"If you talk to a hundred people, a hundred and two will tell you they hate bankers, but most people won't be able to tell you why," said a character at the very beginning of The Last Days of Lehman Brothers. Really? I reckon a pretty healthy percentage of the haters would be able to give you some fairly explicit reasons. Because they stole our money? Because they paid themselves like geniuses when they were too dumb to see that they were sawing at the branch on which they sat? Because they had the ethical restraint of wolverines on crack? I'm sure you can add some abusive lines of your own.
It's true, of course, that a lot of people wouldn't be able to tell you exactly what bankers did, or why the house collapsed, though we've all had a painfully literal crash course in the mysteries of collateralised-debt obligations and are more amenable to education in this field than we ever were previously. And a lot of us also have a powerful incentive for watching bankers in pain, which is how The Last Days effectively sugared the pill of a drama that consisted mostly of men in suits sitting around a boardroom table.

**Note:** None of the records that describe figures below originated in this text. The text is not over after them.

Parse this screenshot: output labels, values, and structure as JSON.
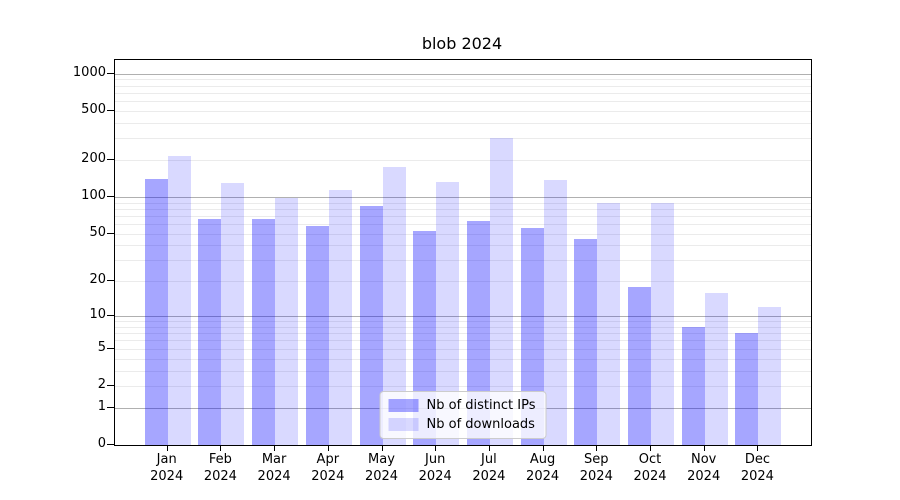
{
  "title": "blob 2024",
  "chart_data": {
    "type": "bar",
    "title": "blob 2024",
    "categories": [
      "Jan",
      "Feb",
      "Mar",
      "Apr",
      "May",
      "Jun",
      "Jul",
      "Aug",
      "Sep",
      "Oct",
      "Nov",
      "Dec"
    ],
    "year_label": "2024",
    "series": [
      {
        "name": "Nb of distinct IPs",
        "color": "#0000ff",
        "alpha": 0.35,
        "values": [
          140,
          66,
          66,
          58,
          85,
          53,
          64,
          56,
          45,
          18,
          8,
          7
        ]
      },
      {
        "name": "Nb of downloads",
        "color": "#0000ff",
        "alpha": 0.15,
        "values": [
          215,
          130,
          98,
          115,
          175,
          133,
          300,
          138,
          89,
          90,
          16,
          12
        ]
      }
    ],
    "xlabel": "",
    "ylabel": "",
    "y_scale": "log1p",
    "y_ticks": [
      0,
      1,
      2,
      5,
      10,
      20,
      50,
      100,
      200,
      500,
      1000
    ],
    "y_max": 1290,
    "grid": {
      "major_lines": [
        1,
        10,
        100,
        1000
      ],
      "minor_mantissas": [
        2,
        3,
        4,
        5,
        6,
        7,
        8,
        9
      ],
      "major_color": "#b0b0b0",
      "minor_color": "#ebebeb"
    },
    "legend_position": "lower center"
  }
}
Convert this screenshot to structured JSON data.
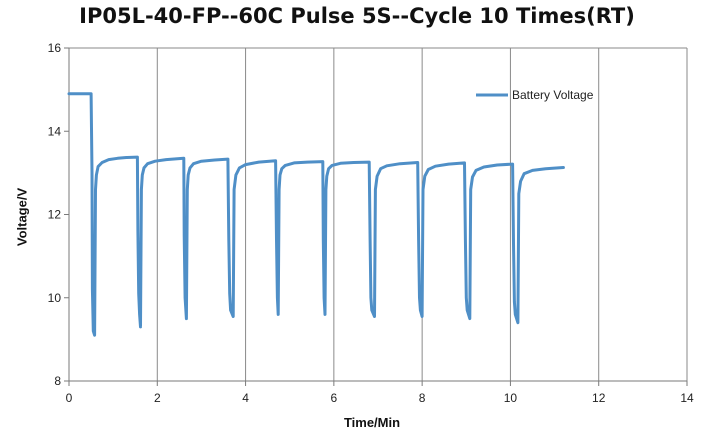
{
  "chart_data": {
    "type": "line",
    "title": "IP05L-40-FP--60C Pulse 5S--Cycle 10 Times(RT)",
    "xlabel": "Time/Min",
    "ylabel": "Voltage/V",
    "xlim": [
      0,
      14
    ],
    "ylim": [
      8,
      16
    ],
    "xticks": [
      0,
      2,
      4,
      6,
      8,
      10,
      12,
      14
    ],
    "yticks": [
      8,
      10,
      12,
      14,
      16
    ],
    "grid": "vertical",
    "legend": "top-right",
    "series": [
      {
        "name": "Battery Voltage",
        "color": "#4f8fc7",
        "x": [
          0,
          0.5,
          0.52,
          0.53,
          0.55,
          0.58,
          0.6,
          0.62,
          0.66,
          0.75,
          0.9,
          1.1,
          1.3,
          1.55,
          1.56,
          1.58,
          1.6,
          1.62,
          1.64,
          1.66,
          1.7,
          1.78,
          1.95,
          2.2,
          2.6,
          2.61,
          2.63,
          2.66,
          2.68,
          2.7,
          2.74,
          2.82,
          3.0,
          3.3,
          3.6,
          3.62,
          3.64,
          3.66,
          3.72,
          3.74,
          3.78,
          3.86,
          4.0,
          4.3,
          4.68,
          4.7,
          4.72,
          4.74,
          4.76,
          4.78,
          4.82,
          4.9,
          5.1,
          5.4,
          5.75,
          5.76,
          5.78,
          5.8,
          5.82,
          5.84,
          5.88,
          5.96,
          6.15,
          6.45,
          6.8,
          6.82,
          6.84,
          6.86,
          6.92,
          6.94,
          6.98,
          7.06,
          7.2,
          7.5,
          7.9,
          7.92,
          7.94,
          7.96,
          8.0,
          8.02,
          8.06,
          8.14,
          8.3,
          8.6,
          8.96,
          8.98,
          9.0,
          9.02,
          9.08,
          9.1,
          9.14,
          9.22,
          9.4,
          9.7,
          10.05,
          10.07,
          10.09,
          10.11,
          10.17,
          10.19,
          10.23,
          10.31,
          10.5,
          10.8,
          11.2
        ],
        "values": [
          14.9,
          14.9,
          13.0,
          10.2,
          9.2,
          9.1,
          12.6,
          12.95,
          13.15,
          13.25,
          13.32,
          13.35,
          13.37,
          13.38,
          11.6,
          10.1,
          9.6,
          9.3,
          12.6,
          12.95,
          13.12,
          13.22,
          13.28,
          13.32,
          13.35,
          11.5,
          10.0,
          9.5,
          12.6,
          12.95,
          13.12,
          13.22,
          13.28,
          13.31,
          13.33,
          11.4,
          10.1,
          9.7,
          9.55,
          12.6,
          12.95,
          13.12,
          13.2,
          13.26,
          13.29,
          11.4,
          10.0,
          9.6,
          12.6,
          12.95,
          13.1,
          13.18,
          13.24,
          13.26,
          13.27,
          11.4,
          10.0,
          9.6,
          12.6,
          12.92,
          13.1,
          13.18,
          13.23,
          13.25,
          13.26,
          11.4,
          10.0,
          9.7,
          9.55,
          12.6,
          12.92,
          13.1,
          13.17,
          13.22,
          13.25,
          11.4,
          10.0,
          9.7,
          9.55,
          12.6,
          12.92,
          13.08,
          13.16,
          13.21,
          13.24,
          11.4,
          10.0,
          9.7,
          9.5,
          12.6,
          12.9,
          13.06,
          13.14,
          13.19,
          13.21,
          11.3,
          9.9,
          9.6,
          9.4,
          12.5,
          12.8,
          12.98,
          13.06,
          13.1,
          13.13
        ]
      }
    ]
  }
}
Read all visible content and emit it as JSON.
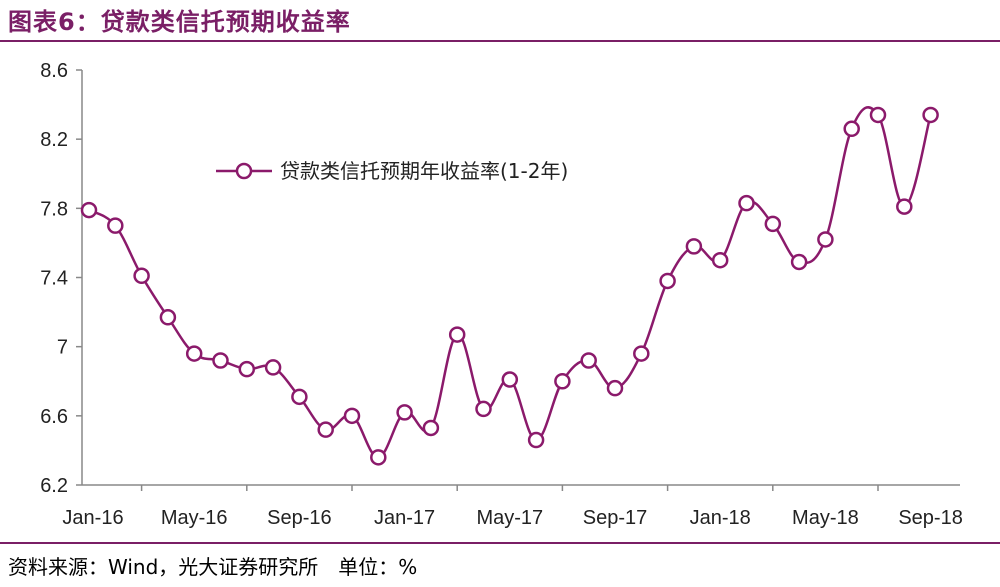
{
  "header": {
    "title": "图表6：贷款类信托预期收益率"
  },
  "footer": {
    "source": "资料来源：Wind，光大证券研究所　单位：%"
  },
  "colors": {
    "accent": "#7a1f66",
    "series": "#8b1a6b"
  },
  "chart_data": {
    "type": "line",
    "title": "",
    "xlabel": "",
    "ylabel": "",
    "ylim": [
      6.2,
      8.6
    ],
    "yticks": [
      "8.6",
      "8.2",
      "7.8",
      "7.4",
      "7",
      "6.6",
      "6.2"
    ],
    "xticks": [
      "Jan-16",
      "May-16",
      "Sep-16",
      "Jan-17",
      "May-17",
      "Sep-17",
      "Jan-18",
      "May-18",
      "Sep-18"
    ],
    "grid": false,
    "legend": "top-left",
    "series": [
      {
        "name": "贷款类信托预期年收益率(1-2年)",
        "marker": "hollow-circle",
        "values": [
          7.79,
          7.7,
          7.41,
          7.17,
          6.96,
          6.92,
          6.87,
          6.88,
          6.71,
          6.52,
          6.6,
          6.36,
          6.62,
          6.53,
          7.07,
          6.64,
          6.81,
          6.46,
          6.8,
          6.92,
          6.76,
          6.96,
          7.38,
          7.58,
          7.5,
          7.83,
          7.71,
          7.49,
          7.62,
          8.26,
          8.34,
          7.81,
          8.34
        ]
      }
    ]
  }
}
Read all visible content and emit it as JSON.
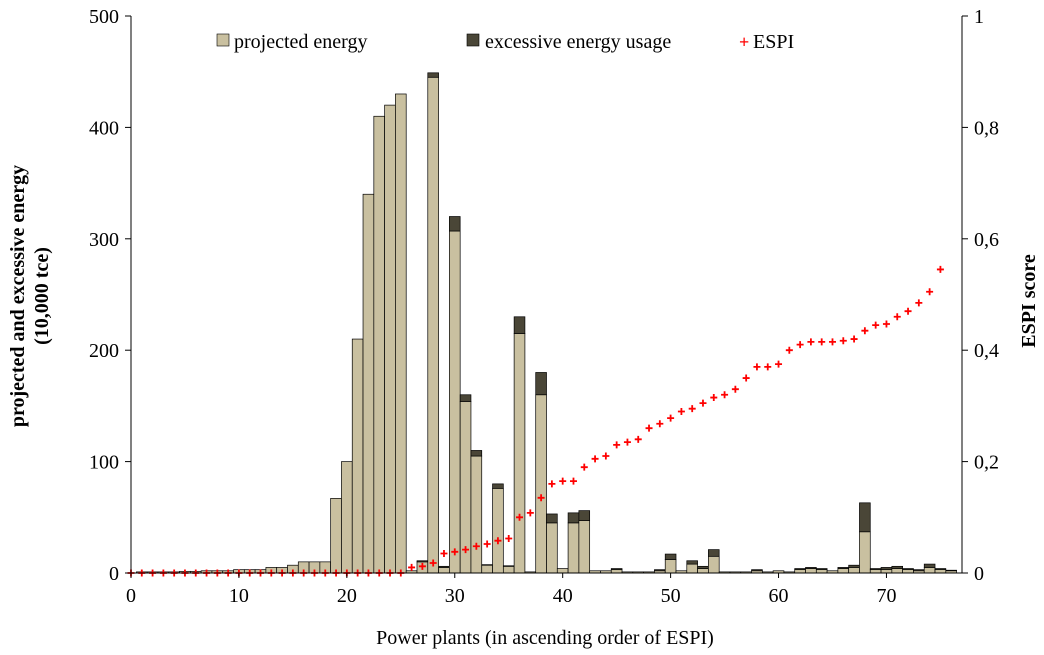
{
  "chart_data": {
    "type": "bar",
    "xlabel": "Power plants (in ascending order of ESPI)",
    "ylabel_left": "projected and excessive energy",
    "ylabel_left_line2": "(10,000 tce)",
    "ylabel_right": "ESPI score",
    "xlim": [
      0,
      77
    ],
    "xticks": [
      0,
      10,
      20,
      30,
      40,
      50,
      60,
      70
    ],
    "ylim_left": [
      0,
      500
    ],
    "yticks_left": [
      0,
      100,
      200,
      300,
      400,
      500
    ],
    "ylim_right": [
      0,
      1
    ],
    "yticks_right": [
      "0",
      "0,2",
      "0,4",
      "0,6",
      "0,8",
      "1"
    ],
    "legend_placement": "top-center",
    "grid": false,
    "colors": {
      "projected": "#c9c0a0",
      "excessive": "#4a4637",
      "espi": "#ff0000",
      "bar_edge": "#000000"
    },
    "series": [
      {
        "name": "projected energy",
        "kind": "stacked-bar",
        "x": [
          1,
          2,
          3,
          4,
          5,
          6,
          7,
          8,
          9,
          10,
          11,
          12,
          13,
          14,
          15,
          16,
          17,
          18,
          19,
          20,
          21,
          22,
          23,
          24,
          25,
          26,
          27,
          28,
          29,
          30,
          31,
          32,
          33,
          34,
          35,
          36,
          37,
          38,
          39,
          40,
          41,
          42,
          43,
          44,
          45,
          46,
          47,
          48,
          49,
          50,
          51,
          52,
          53,
          54,
          55,
          56,
          57,
          58,
          59,
          60,
          61,
          62,
          63,
          64,
          65,
          66,
          67,
          68,
          69,
          70,
          71,
          72,
          73,
          74,
          75,
          76
        ],
        "values": [
          1,
          1,
          1,
          1,
          1.5,
          1.5,
          2,
          2,
          2,
          3,
          3,
          3,
          5,
          5,
          7,
          10,
          10,
          10,
          67,
          100,
          210,
          340,
          410,
          420,
          430,
          2,
          10,
          445,
          5,
          307,
          154,
          105,
          7,
          76,
          6,
          215,
          1,
          160,
          45,
          4,
          45,
          47,
          2,
          2,
          3,
          1,
          1,
          1,
          2,
          12,
          2,
          8,
          4,
          15,
          1,
          1,
          1,
          2,
          1,
          2,
          1,
          3,
          4,
          3,
          2,
          4,
          5,
          37,
          3,
          3,
          4,
          3,
          2,
          5,
          3,
          2
        ]
      },
      {
        "name": "excessive energy usage",
        "kind": "stacked-bar",
        "x": [
          1,
          2,
          3,
          4,
          5,
          6,
          7,
          8,
          9,
          10,
          11,
          12,
          13,
          14,
          15,
          16,
          17,
          18,
          19,
          20,
          21,
          22,
          23,
          24,
          25,
          26,
          27,
          28,
          29,
          30,
          31,
          32,
          33,
          34,
          35,
          36,
          37,
          38,
          39,
          40,
          41,
          42,
          43,
          44,
          45,
          46,
          47,
          48,
          49,
          50,
          51,
          52,
          53,
          54,
          55,
          56,
          57,
          58,
          59,
          60,
          61,
          62,
          63,
          64,
          65,
          66,
          67,
          68,
          69,
          70,
          71,
          72,
          73,
          74,
          75,
          76
        ],
        "values": [
          0,
          0,
          0,
          0,
          0,
          0,
          0,
          0,
          0,
          0,
          0,
          0,
          0,
          0,
          0,
          0,
          0,
          0,
          0,
          0,
          0,
          0,
          0,
          0,
          0,
          0,
          1,
          4,
          1,
          13,
          6,
          5,
          0.5,
          4,
          0.5,
          15,
          0,
          20,
          8,
          0,
          9,
          9,
          0,
          0,
          1,
          0,
          0,
          0,
          1,
          5,
          0,
          3,
          2,
          6,
          0,
          0,
          0,
          1,
          0,
          0,
          0,
          1,
          1,
          1,
          0,
          1,
          2,
          26,
          1,
          2,
          2,
          1,
          1,
          3,
          1,
          0.5
        ]
      },
      {
        "name": "ESPI",
        "kind": "scatter-right-axis",
        "x": [
          0,
          1,
          2,
          3,
          4,
          5,
          6,
          7,
          8,
          9,
          10,
          11,
          12,
          13,
          14,
          15,
          16,
          17,
          18,
          19,
          20,
          21,
          22,
          23,
          24,
          25,
          26,
          27,
          28,
          29,
          30,
          31,
          32,
          33,
          34,
          35,
          36,
          37,
          38,
          39,
          40,
          41,
          42,
          43,
          44,
          45,
          46,
          47,
          48,
          49,
          50,
          51,
          52,
          53,
          54,
          55,
          56,
          57,
          58,
          59,
          60,
          61,
          62,
          63,
          64,
          65,
          66,
          67,
          68,
          69,
          70,
          71,
          72,
          73,
          74,
          75
        ],
        "values": [
          0,
          0,
          0,
          0,
          0,
          0,
          0,
          0,
          0,
          0,
          0,
          0,
          0,
          0,
          0,
          0,
          0,
          0,
          0,
          0,
          0,
          0,
          0,
          0,
          0,
          0,
          0.01,
          0.012,
          0.018,
          0.035,
          0.038,
          0.042,
          0.048,
          0.052,
          0.058,
          0.062,
          0.1,
          0.108,
          0.135,
          0.16,
          0.165,
          0.165,
          0.19,
          0.205,
          0.21,
          0.23,
          0.235,
          0.24,
          0.26,
          0.268,
          0.278,
          0.29,
          0.295,
          0.305,
          0.315,
          0.32,
          0.33,
          0.35,
          0.37,
          0.37,
          0.375,
          0.4,
          0.41,
          0.415,
          0.415,
          0.415,
          0.417,
          0.42,
          0.435,
          0.445,
          0.447,
          0.46,
          0.47,
          0.485,
          0.505,
          0.545
        ]
      }
    ]
  }
}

Craig Warner's drama covered the weekend that immediately preceded the collapse of Lehman Brothers, and it focused its schadenfreude on Dick Fuld, Lehman's CEO.
Fuld was nicknamed the Gorilla, proudly notorious for his aggression and self-belief and a perfect vessel for the punishment of financial hubris. Fuld had spent years building Lehman into a bank so big it couldn't be allowed to fail, and he, along with the rest of Wall Street, found it impossible to believe that Hank Paulson was going to allow just that to happen, when the then Treasury Secretary called a crisis meeting on Friday 12 September. As one man put it, letting Lehman fail would be like, "Rome selling the Vatican to the Japanese to convert it to a hotel, and hiring the Pope as a bellboy". But Paulson did mean it, and over one very long weekend they discovered their institutions were built of paper, not granite.
Craig Warner relished the journalistic details of the story - the fact, almost incredible in hindsight, that Lehman had attempted to segregate its toxic debts into a new company called Spinco; the marathon sessions attempting to value assets that were dwindling by the hour; the panic and bad faith as Fuld's Wall Street rivals realised that they were the next to go over the cliff. But he also strained a little too hard for a metaphysical dimension, most notably in a discussion between two bankers about the meaning of the film Fight Club, an implausibly knowing conversation that ended with the gnomic utterance: "You see the nothing is the something." The choral music and spirituals that played over Fuld's final humiliation - slumped and in tears on his office floor after all efforts have failed - also seemed to hint that this was a tragedy rather than a criminal farce. In that, it inadvertently fed into the self-regard and self-mythologising that helped fuel the disaster in the first place.
One unintended consequence of that fraught September weekend last year was a tilt towards economy in cooking programmes. Economy Gastronomy, in which Allegra McEvedy and Paul Merrett tutor us in penny-pinching techniques has now been joined by Nigel Slater's Simple Suppers, which enjoins us to relax a bit and make sure we use up our leftovers. "Open your fridge and go to the salad crisper and veg rack and just see what's there," he suggested last night. He got an adaptable bean soup but I fear his technique won't work quite so well if what's in the salad crisper is some Mr Men yoghurts and a can of Irn-Bru.